Erin Wiley

Meet Louise Arbour

I have come to realize that role models and mentors play important parts in the lives of aspiring female lawyers.

I knew that I wanted to study law when, in 2000, I attended a presentation by Louise Arbour, former Chief Prosecutor of the International Criminal Tribunal for the former Yugoslavia, and now United Nations High Commissioner for Human Rights. As a fifteen year-old young woman, I was inspired by the intelligence, passion, and concern for the world which she demonstrated. I was also moved by the contribution she has made in the world through her work in the field of law as a strong person and as a woman. In her speech, Louise Arbour stated that she believed in the importance of the law, and the legal process, which allows us to "collectively demonstrate our commitment to the impartial exposure of the truth, and in which we restate, time and again, the values upon which we have constructed our will to live together as a civil society." It was then that I decided that I, too, wanted to study law in order to contribute to the advancement of the values upon which our legal system is based. It is largely because of Louise Arbour that I decided to pursue a legal education.

Role models and mentors--these people, I have come to realize, play important parts in the lives of aspiring lawyers, and especially in the lives of aspiring female lawyers. Since beginning my study of law, I have been lucky enough to have been motivated and inspired by several special mentors. In the classroom, my Constitutional Law professor has served as my principal mentor. As I met my professors throughout the first week of law school, common threads began to emerge. They were all highly accomplished, they were all incredibly smart, they were all quite intimidating, and they were all men. Then one early morning, a young-looking, stylish woman walked to the front of my first Constitutional Law class. My Constitutional Law professor began to teach the class, while also beginning to impact my law school career in tremendously positive ways. She is highly accomplished, incredibly smart, was initially intimidating, and she is also a woman. She represents what is possible for women in the legal field: professional recognition, career success, intellectual excellence, and a full and joyful life. It was with great pleasure that I spoke at the ceremony honoring this professor as she received the Dean Lukingbeal Award, from Cornell Law School, for her promotion of women's issues on campus and in the law school.

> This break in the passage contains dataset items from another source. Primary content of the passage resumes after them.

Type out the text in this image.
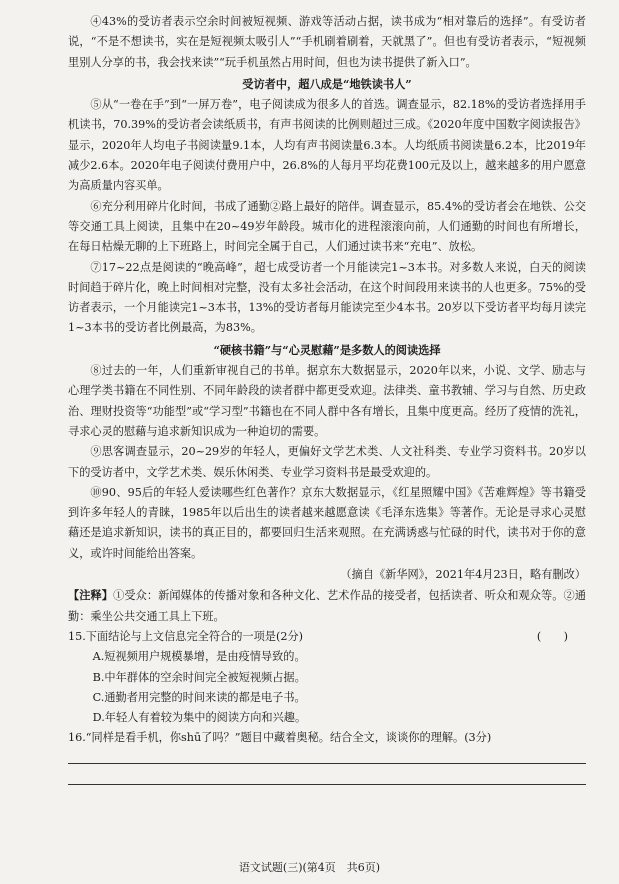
④43%的受访者表示空余时间被短视频、游戏等活动占据，读书成为“相对靠后的选择”。有受访者说，“不是不想读书，实在是短视频太吸引人”“手机刷着刷着，天就黑了”。但也有受访者表示，“短视频里别人分享的书，我会找来读”“玩手机虽然占用时间，但也为读书提供了新入口”。

受访者中，超八成是“地铁读书人”

⑤从“一卷在手”到“一屏万卷”，电子阅读成为很多人的首选。调查显示，82.18%的受访者选择用手机读书，70.39%的受访者会读纸质书，有声书阅读的比例则超过三成。《2020年度中国数字阅读报告》显示，2020年人均电子书阅读量9.1本，人均有声书阅读量6.3本。人均纸质书阅读量6.2本，比2019年减少2.6本。2020年电子阅读付费用户中，26.8%的人每月平均花费100元及以上，越来越多的用户愿意为高质量内容买单。

⑥充分利用碎片化时间，书成了通勤②路上最好的陪伴。调查显示，85.4%的受访者会在地铁、公交等交通工具上阅读，且集中在20~49岁年龄段。城市化的进程滚滚向前，人们通勤的时间也有所增长，在每日枯燥无聊的上下班路上，时间完全属于自己，人们通过读书来“充电”、放松。

⑦17~22点是阅读的“晚高峰”，超七成受访者一个月能读完1~3本书。对多数人来说，白天的阅读时间趋于碎片化，晚上时间相对完整，没有太多社会活动，在这个时间段用来读书的人也更多。75%的受访者表示，一个月能读完1~3本书，13%的受访者每月能读完至少4本书。20岁以下受访者平均每月读完1~3本书的受访者比例最高，为83%。

“硬核书籍”与“心灵慰藉”是多数人的阅读选择

⑧过去的一年，人们重新审视自己的书单。据京东大数据显示，2020年以来，小说、文学、励志与心理学类书籍在不同性别、不同年龄段的读者群中都更受欢迎。法律类、童书教辅、学习与自然、历史政治、理财投资等“功能型”或“学习型”书籍也在不同人群中各有增长，且集中度更高。经历了疫情的洗礼，寻求心灵的慰藉与追求新知识成为一种迫切的需要。

⑨思客调查显示，20~29岁的年轻人，更偏好文学艺术类、人文社科类、专业学习资料书。20岁以下的受访者中，文学艺术类、娱乐休闲类、专业学习资料书是最受欢迎的。

⑩90、95后的年轻人爱读哪些红色著作？京东大数据显示，《红星照耀中国》《苦难辉煌》等书籍受到许多年轻人的青睐，1985年以后出生的读者越来越愿意读《毛泽东选集》等著作。无论是寻求心灵慰藉还是追求新知识，读书的真正目的，都要回归生活来观照。在充满诱惑与忙碌的时代，读书对于你的意义，或许时间能给出答案。

（摘自《新华网》，2021年4月23日，略有删改）

【注释】①受众：新闻媒体的传播对象和各种文化、艺术作品的接受者，包括读者、听众和观众等。②通勤：乘坐公共交通工具上下班。

15.下面结论与上文信息完全符合的一项是(2分)	(　　)

A.短视频用户规模暴增，是由疫情导致的。

B.中年群体的空余时间完全被短视频占据。

C.通勤者用完整的时间来读的都是电子书。

D.年轻人有着较为集中的阅读方向和兴趣。

16.“同样是看手机，你shū了吗？”题目中藏着奥秘。结合全文，谈谈你的理解。(3分)

语文试题(三)(第4页　共6页)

My mentors have also had an impact on me beyond the classroom. As a former 1L Representative and current Vice-President of the Cornell Law School Women's Law Coalition, and as a National Advisory Board Member for Ms. JD, I have not only had the opportunity to work with advisors like my Constitutional Law professor, but also with some incredible female peers who inspire me every day. I have enjoyed organizing charity events with them, socializing with them, studying with them, and traveling with them to conferences, such as the Ms. JD conference at Yale this past year. I look forward to continuing to interact with these diverse and powerful women throughout my time at law school and on into our careers.

This summer, as I begin working for a Federal District Judge for the Southern District of New York, I am lucky enough to have a female mentor right in my office. One of the clerks, who happens to be a woman, has given me incredible support, from sharing stories about law school at my interview, to advising me on the proper dress code for the office--something which, humorously, none of her male counterparts could provide any real assistance with. I look forward to working with her and all of my colleagues throughout the summer.

Finally, I have been lucky enough to have a female mentor who remains outside of the legal profession, but who has had an incredible impact on my road to, and journey within, law school and the legal profession--my mother. My mother, an incredibly intelligent and successful woman in her own right, has always encouraged me to pursue my dreams and to live to my fullest potential. It is with her support, love, and inspiration that I have developed into a person who believes that being a strong woman is important and that feminism, in whatever form it takes for someone personally, is not something of which to be ashamed, but rather is something to celebrate.

While reflecting on being a woman entering the legal profession, it seemed only fitting to write about my mentors. These women are the people who have guided me throughout my education and who have motivated me in life. I also strive to be someone who can serve as a role model for my peers and for future generations of lawyers. Louise Arbour stated in her 2000 speech at the University of Alberta, in regards to the role of the law today: "...we are collectively becoming more conscious of the need to develop a framework within which the most basic human needs and values will be protected and nourished, not only in our communities, but everywhere." The presence of strong women within this process is essential and I am ready to become a part of this process as a lawyer and as a woman.